Question: Help out here, please. Wasn't it Maxwell Smart who popularized the catchphrase "Would you believe it?" I've got a bottle of single-barrel bourbon riding on this, so please come down on my side. Thanks. Dave C., Ocean Springs, Miss.
Televisionary: It was indeed Maxwell Smart (Don Adams), Get Smart's CONTROL Agent 86, who brought that phrase into heavy use during the show's 1965-70 run on NBC, Dave, so enjoy your spirits. Should the person you've betting with require more info, however, I'm more than happy to oblige. (And I wouldn't be me if I didn't.)
The phrase came into play in the episode that sold the show, in which Max was held captive on a New York City garbage scow by the criminal he was sent to capture, Mr. Big (who was actually a dwarf). "At this moment seven Coast Guard cutters are converging on us. Would you believe it?" said Max. When Mr. Big refused to believe it, Max pared the lie back to six cutters, and then, finally, two cops in a rowboat. The audience loved it, and thus was a pop expression born.
It was Adams himself who urged series cocreators Mel Brooks and Buck Henry to generate a few catchphrases for the show since he'd had success with them before. "I was sold on the idea after I discovered what it did for me on appearances with Perry Como a few years ago," Adams told TV Guide in 1966. "I was so unknown that I was practically anonymous until I persuaded Perry to let me answer his mild insults with a set comeback, 'You sure know how to hurt a guy.' The line didn't exactly make me a sensation overnight, but it did establish me as something of a personality on the show. I knew the gag had caught on when Bob Hope used it on the Academy Awards show."
At the time, other comics had their own trademark sayings, too Jack Benny with his incredulous "Well!" and Jack Paar with his "I kid you not" so it's not like Adams was arguing for something really off the wall. In fact, he had already tested "Would you believe it?" on audiences while playing a dumb house detective named Byron Glick on The Bill Dana Show. And he admitted lifting the "hurt a guy" line and his very successful "Sorry about that" always delivered to CONTROL chief Thaddeus (Edward Platt) after one of Max's usual screwups from Joe Mikalos, who was Ernie Kovacs' right-hand man. "He applied them to such incongruous situations that he convulsed old pros in the business," Adams explained. "I figured if they were funny enough to get laughs in a hip crowd, they would strike a responsive chord with all types of audiences."
With all that to back up the concept, however, Adams had a tough time convincing his bosses it would work. "To be honest, I wasn't crazy about 'Would you believe it?' until I saw how the repetition of it underscored the asininity of Maxwell Smart, the dumbest secret agent of all time," Henry said at the time. "I'm glad to say that the sponsors got the point a lot faster."
An unintended victim of the show's popularity was Platt, who reportedly had to endure kids stomping on his feet at his local supermarket, just so they could give him a "Sorry about that, Chief!" He even had to put up with getting it from his own children, who never missed a chance to fire the line at him.

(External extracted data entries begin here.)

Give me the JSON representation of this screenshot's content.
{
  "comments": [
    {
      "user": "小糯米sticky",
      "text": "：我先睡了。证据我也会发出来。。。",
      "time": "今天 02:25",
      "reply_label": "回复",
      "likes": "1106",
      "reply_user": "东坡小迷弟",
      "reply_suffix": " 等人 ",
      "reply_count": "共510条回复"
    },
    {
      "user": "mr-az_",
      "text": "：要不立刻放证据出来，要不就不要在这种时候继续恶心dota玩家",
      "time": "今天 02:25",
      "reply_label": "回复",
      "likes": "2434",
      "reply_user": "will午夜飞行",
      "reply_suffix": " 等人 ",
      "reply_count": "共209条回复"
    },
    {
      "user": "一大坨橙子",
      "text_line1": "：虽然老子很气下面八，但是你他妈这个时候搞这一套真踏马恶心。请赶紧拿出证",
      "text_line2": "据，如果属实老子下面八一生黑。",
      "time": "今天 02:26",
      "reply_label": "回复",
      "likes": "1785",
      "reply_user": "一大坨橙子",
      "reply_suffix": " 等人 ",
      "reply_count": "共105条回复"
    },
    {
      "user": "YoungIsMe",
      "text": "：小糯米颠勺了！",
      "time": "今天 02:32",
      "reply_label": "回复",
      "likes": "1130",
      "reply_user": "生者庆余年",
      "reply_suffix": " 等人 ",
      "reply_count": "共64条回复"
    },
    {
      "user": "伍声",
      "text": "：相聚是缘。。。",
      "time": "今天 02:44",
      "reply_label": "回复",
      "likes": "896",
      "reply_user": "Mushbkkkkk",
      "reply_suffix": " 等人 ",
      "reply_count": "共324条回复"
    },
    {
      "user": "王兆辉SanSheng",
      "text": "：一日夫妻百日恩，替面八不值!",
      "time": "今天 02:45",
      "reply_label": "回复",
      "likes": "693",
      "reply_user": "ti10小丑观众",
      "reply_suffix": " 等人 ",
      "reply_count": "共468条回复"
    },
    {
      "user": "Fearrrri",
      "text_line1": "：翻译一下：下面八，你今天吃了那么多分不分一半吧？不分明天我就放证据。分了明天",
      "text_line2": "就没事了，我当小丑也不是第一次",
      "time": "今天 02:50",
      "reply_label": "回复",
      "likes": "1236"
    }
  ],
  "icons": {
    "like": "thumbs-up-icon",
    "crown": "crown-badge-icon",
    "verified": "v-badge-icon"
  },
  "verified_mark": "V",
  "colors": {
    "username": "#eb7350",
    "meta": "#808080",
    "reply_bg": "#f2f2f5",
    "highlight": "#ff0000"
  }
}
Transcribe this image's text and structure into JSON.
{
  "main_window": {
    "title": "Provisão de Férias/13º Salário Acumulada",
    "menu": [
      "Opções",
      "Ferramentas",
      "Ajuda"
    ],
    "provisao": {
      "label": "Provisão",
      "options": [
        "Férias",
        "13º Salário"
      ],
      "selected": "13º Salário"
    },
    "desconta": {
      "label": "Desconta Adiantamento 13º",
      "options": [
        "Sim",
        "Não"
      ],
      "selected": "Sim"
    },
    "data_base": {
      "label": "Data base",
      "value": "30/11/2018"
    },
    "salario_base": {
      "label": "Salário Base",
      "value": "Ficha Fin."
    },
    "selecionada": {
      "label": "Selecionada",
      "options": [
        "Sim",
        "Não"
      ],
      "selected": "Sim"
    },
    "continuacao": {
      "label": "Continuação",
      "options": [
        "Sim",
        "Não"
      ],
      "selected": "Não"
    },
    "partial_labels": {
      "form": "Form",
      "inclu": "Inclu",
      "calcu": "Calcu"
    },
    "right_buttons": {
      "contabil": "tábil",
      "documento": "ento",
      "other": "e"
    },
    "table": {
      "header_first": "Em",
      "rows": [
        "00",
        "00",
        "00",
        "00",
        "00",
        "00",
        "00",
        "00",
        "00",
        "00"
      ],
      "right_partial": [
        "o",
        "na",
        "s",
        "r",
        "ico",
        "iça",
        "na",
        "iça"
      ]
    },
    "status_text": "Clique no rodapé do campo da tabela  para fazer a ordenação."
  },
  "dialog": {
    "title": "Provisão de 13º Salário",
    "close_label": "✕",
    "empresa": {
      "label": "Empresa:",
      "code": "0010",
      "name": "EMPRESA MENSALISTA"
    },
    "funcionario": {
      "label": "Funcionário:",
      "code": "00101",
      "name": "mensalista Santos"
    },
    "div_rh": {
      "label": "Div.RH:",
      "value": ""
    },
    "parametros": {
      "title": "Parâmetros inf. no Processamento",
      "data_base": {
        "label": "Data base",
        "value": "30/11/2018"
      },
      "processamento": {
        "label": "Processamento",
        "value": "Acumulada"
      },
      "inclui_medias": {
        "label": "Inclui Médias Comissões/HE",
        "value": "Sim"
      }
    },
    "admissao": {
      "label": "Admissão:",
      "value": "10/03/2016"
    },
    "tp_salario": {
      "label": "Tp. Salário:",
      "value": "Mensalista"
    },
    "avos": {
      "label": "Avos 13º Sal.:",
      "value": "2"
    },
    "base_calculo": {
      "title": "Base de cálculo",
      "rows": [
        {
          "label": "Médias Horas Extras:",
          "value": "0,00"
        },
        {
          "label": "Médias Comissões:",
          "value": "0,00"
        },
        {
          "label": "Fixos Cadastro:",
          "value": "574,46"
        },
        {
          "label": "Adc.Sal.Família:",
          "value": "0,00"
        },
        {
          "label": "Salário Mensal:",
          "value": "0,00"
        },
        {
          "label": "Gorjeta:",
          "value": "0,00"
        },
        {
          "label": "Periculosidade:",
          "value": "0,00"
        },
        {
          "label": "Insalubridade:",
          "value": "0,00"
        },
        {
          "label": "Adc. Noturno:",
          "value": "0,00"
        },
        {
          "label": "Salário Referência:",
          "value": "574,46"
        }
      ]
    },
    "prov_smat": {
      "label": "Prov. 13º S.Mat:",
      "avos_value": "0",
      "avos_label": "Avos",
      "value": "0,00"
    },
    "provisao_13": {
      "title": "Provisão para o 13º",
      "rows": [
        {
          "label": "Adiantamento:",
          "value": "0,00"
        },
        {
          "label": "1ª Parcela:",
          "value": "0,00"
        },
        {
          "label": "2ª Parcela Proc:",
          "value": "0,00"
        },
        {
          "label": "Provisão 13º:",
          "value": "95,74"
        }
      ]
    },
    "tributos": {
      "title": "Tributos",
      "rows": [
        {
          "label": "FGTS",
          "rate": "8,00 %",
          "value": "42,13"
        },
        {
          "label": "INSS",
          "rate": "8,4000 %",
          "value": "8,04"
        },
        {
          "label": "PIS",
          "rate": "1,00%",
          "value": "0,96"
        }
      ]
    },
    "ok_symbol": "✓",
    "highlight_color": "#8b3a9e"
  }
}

Yet there was probably no one more grateful for such troubles than Platt, who loved his job so much he was known for coming to the set even on days he wasn't supposed to work to follow each episode's progress, watch daily footage and regularly congratulate the cast and crew for doing a good job. "I'm totally consumed with Get Smart," the actor admitted. Or, as producer Leonard Stern put it: "Ed literally basks in it."
Touching, and understandable given some of the jobs Platt suffered through earlier in his career. Take his first showbiz gig, hosting a Midland, Texas, kids' show called Uncle Eddie's Birthday Party more than a decade before landing Smart. "I had to pick up the cake and ice cream and blow up the balloons," he said of the experience. "Then it was a half hour of mayhem. I was the target for a lot of cake and ice cream. After the show I had to clean up the mess. I stuck for almost two years."
No wonder Platt was so honest when asked about his postseries plans. Whereas many a network costar risks looking ungrateful if not trying to in interviews, going on and on about branching out into other types of acting or getting behind the camera once the series that launched them stops weighing them down, Platt knew he had a good thing. "[I]f it ever goes off the air," he said. "I'll probably die a little."